Sebagaimana disinggung pada latar belakang masalah di atas, bahwa proses ekspansi Islam terbagi kepada dua gelombang. Ekspansi gelombang pertama, dimulai pada masa Nabi saw yang lalu diteruskan oleh khalifah Abu Bakar Shiddiq. Setelah Abu Bakar wafat pada tahun 13 H karena sakit, ekspansi tetap dilanjutkan oleh khalifah berikutnya, yakni Umar bin Khattab. Pada masa khalifah Umar ini gelombang ekspansi pertama lebih mendapat perhatian. Wilayah demi wilayah di luar jazirah dapat ditaklukkan. Pada tahun 14 H, Abu Ubaidah bin al-Jarrah bersama Khalid bin Walid dengan pasukan mereka berhasil menaklukkan kota Damaskus dari tangan kekuasaan Bizantium.Kemudian, dengan menggunakan kota Suriah sebagai basis pangkalan militer, ekspansi diteruskan ke Mesir di bawah pimpinan Amr bin al-Ash. Sedangkan ke wilayah Irak, Umar bin Khattab mengutus Sa’ad bin Abi Waqqash untuk menjadi gubernur di sana.

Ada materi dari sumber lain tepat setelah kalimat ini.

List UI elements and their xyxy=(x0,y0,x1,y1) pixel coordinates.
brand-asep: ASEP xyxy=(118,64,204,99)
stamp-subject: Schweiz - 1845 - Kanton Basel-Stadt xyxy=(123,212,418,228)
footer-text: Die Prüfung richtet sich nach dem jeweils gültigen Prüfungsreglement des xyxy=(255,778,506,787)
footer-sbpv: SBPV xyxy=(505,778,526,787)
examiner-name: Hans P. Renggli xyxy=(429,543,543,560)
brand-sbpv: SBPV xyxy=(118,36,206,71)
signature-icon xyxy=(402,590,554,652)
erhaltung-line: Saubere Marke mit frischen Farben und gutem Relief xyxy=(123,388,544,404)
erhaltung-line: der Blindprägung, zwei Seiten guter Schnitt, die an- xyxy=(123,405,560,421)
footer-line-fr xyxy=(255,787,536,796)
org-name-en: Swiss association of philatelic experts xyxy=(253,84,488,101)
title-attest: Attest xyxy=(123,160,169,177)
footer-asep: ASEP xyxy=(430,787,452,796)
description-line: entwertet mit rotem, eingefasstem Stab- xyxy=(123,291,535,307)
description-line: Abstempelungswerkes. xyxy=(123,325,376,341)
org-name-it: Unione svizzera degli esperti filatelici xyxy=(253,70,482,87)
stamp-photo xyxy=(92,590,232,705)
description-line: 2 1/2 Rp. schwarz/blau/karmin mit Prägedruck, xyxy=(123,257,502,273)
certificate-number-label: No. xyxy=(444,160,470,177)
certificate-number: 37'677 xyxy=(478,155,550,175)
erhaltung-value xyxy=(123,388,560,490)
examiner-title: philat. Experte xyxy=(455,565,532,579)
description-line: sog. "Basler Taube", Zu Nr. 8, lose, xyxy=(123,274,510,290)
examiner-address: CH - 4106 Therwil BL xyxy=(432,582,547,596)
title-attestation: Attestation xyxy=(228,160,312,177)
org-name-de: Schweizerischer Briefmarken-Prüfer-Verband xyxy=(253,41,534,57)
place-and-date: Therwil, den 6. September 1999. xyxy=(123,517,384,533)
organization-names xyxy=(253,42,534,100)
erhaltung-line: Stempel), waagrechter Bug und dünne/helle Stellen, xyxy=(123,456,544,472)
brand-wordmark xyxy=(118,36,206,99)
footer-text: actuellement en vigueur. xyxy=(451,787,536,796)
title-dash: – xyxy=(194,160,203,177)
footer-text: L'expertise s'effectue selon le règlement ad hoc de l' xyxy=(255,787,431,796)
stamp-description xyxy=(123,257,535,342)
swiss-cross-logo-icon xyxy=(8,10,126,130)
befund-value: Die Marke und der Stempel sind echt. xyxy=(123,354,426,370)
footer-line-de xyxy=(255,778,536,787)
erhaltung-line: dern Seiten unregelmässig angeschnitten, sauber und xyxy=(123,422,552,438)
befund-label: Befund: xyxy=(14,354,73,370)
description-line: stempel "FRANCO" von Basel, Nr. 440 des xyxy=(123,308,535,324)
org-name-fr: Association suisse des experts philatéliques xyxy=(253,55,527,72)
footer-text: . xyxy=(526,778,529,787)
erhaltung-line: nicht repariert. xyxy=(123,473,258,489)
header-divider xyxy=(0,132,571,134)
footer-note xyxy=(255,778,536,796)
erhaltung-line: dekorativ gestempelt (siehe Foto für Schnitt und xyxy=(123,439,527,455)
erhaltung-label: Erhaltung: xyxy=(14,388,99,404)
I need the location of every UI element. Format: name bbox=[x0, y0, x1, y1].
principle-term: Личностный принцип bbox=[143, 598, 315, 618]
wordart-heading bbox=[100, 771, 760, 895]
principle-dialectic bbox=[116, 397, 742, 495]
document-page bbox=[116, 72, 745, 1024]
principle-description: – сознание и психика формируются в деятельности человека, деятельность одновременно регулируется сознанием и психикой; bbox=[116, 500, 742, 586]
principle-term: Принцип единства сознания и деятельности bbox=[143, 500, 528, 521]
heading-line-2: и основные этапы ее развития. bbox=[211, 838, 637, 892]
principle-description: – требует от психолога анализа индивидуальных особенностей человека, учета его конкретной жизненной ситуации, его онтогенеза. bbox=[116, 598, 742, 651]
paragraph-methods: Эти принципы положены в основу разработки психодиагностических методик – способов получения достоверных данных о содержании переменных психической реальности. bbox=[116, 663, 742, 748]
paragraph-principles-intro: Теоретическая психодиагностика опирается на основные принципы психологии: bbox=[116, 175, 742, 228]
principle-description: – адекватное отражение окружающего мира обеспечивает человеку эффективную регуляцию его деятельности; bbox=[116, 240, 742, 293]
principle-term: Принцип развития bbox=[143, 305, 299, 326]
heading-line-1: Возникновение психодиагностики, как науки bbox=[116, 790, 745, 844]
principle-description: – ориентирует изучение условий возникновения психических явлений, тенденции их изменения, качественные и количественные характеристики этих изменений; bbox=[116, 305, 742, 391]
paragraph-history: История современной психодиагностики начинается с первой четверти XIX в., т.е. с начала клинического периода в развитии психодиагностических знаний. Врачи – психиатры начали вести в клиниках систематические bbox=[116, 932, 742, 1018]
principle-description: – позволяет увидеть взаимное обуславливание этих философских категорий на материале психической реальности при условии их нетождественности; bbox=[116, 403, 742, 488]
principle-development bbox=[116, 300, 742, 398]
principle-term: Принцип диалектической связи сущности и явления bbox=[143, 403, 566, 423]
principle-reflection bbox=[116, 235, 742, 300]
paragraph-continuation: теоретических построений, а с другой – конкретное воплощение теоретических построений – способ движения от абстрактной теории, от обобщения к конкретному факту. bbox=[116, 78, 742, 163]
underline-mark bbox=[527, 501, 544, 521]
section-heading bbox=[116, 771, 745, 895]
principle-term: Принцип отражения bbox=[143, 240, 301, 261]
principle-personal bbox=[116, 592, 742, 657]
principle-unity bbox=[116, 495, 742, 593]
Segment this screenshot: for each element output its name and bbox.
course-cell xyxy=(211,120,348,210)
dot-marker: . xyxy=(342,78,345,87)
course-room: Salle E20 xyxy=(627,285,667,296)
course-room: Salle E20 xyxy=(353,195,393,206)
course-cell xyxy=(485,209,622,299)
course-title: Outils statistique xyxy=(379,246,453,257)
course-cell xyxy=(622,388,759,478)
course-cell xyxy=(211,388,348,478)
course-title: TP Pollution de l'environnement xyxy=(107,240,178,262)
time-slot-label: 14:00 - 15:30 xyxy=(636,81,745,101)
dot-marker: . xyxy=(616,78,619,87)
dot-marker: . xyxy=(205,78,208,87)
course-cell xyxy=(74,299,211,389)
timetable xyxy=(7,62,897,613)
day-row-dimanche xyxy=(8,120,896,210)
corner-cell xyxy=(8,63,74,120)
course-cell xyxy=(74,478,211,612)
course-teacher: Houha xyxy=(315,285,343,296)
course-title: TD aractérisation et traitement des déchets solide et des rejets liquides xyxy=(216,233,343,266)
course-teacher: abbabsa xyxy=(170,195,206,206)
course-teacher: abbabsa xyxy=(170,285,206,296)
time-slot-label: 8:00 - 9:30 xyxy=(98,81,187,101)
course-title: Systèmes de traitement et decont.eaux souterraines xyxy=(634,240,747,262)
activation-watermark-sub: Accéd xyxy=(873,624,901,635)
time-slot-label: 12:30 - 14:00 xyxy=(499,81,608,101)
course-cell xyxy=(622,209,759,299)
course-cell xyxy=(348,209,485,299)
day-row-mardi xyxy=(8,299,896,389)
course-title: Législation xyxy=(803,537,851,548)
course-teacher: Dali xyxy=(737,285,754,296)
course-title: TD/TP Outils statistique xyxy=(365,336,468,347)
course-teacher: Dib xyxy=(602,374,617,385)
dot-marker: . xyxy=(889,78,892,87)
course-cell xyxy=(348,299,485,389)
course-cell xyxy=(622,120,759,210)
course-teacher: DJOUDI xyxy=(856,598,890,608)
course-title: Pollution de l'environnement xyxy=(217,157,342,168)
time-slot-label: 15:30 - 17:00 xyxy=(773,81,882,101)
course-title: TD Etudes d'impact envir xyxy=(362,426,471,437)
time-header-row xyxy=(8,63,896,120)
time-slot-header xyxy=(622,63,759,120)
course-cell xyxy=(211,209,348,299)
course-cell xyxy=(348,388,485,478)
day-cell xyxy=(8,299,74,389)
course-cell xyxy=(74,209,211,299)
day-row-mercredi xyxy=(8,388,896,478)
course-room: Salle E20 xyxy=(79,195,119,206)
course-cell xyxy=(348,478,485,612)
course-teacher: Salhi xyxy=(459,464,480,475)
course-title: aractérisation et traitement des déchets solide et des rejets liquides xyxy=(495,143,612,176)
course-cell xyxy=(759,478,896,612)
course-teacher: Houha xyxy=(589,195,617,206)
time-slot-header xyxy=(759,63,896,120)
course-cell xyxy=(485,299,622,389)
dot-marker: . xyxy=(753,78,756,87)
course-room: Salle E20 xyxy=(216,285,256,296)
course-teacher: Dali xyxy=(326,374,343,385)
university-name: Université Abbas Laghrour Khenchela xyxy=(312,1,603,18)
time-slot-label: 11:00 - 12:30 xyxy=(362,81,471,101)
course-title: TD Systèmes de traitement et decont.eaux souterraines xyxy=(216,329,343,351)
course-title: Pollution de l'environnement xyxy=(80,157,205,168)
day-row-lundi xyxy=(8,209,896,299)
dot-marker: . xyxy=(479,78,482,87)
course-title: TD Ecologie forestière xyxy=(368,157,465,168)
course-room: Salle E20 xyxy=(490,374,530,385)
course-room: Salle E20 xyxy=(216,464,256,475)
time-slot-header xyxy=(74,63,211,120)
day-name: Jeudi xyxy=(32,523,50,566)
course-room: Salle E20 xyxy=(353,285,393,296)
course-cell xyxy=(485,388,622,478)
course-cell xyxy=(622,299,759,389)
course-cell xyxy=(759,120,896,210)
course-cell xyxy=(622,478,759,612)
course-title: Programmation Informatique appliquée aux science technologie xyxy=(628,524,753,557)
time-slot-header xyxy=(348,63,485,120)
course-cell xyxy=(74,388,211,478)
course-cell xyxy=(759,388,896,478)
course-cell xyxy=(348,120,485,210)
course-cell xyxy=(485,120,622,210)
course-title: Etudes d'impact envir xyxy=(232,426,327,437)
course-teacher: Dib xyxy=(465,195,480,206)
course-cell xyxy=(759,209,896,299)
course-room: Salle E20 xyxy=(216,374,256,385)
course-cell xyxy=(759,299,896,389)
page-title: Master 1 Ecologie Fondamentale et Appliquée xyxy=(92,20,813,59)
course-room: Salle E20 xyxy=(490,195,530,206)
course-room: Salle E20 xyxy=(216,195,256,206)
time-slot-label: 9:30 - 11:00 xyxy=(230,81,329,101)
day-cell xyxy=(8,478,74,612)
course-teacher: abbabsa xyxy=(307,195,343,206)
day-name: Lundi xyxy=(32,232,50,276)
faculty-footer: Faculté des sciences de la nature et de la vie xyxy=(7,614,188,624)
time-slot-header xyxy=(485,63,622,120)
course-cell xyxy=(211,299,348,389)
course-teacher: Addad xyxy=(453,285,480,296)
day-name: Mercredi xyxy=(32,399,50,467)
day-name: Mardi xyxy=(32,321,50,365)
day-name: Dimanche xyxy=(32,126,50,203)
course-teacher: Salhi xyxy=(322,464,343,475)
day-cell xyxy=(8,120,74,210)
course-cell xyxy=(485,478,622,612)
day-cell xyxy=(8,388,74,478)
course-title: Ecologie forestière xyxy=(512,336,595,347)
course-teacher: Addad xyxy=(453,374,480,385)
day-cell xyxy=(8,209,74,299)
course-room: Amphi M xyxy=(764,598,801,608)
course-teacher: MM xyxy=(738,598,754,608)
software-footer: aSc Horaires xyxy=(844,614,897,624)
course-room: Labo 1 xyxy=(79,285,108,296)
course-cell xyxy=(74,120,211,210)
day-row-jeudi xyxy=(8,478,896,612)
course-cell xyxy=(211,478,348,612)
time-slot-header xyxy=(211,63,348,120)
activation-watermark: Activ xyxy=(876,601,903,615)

Di masa gelombang ekspansi pertama ini, al-Qadisiyah, sebuah kota yang terletak dekat al-Hirah di Irak, dapat dikuasai oleh imperium Islam pada tahun 15 H. Dari kota itulah, ekspansi Islam berlanjut ke al-Madain (Ctesiphon), hingga ibukota Persia ini dapat dikuasai. Karena al-Madain telah jatuh ke tangan pasukan Islam, Raja Sasan Yazdagrid III akhirnya menyelamatkan diri ke sebelah Utara. Pada tahun 20 H, kota Mosul yang notabene masih dalam wilayah Irak juga dapat diduduki.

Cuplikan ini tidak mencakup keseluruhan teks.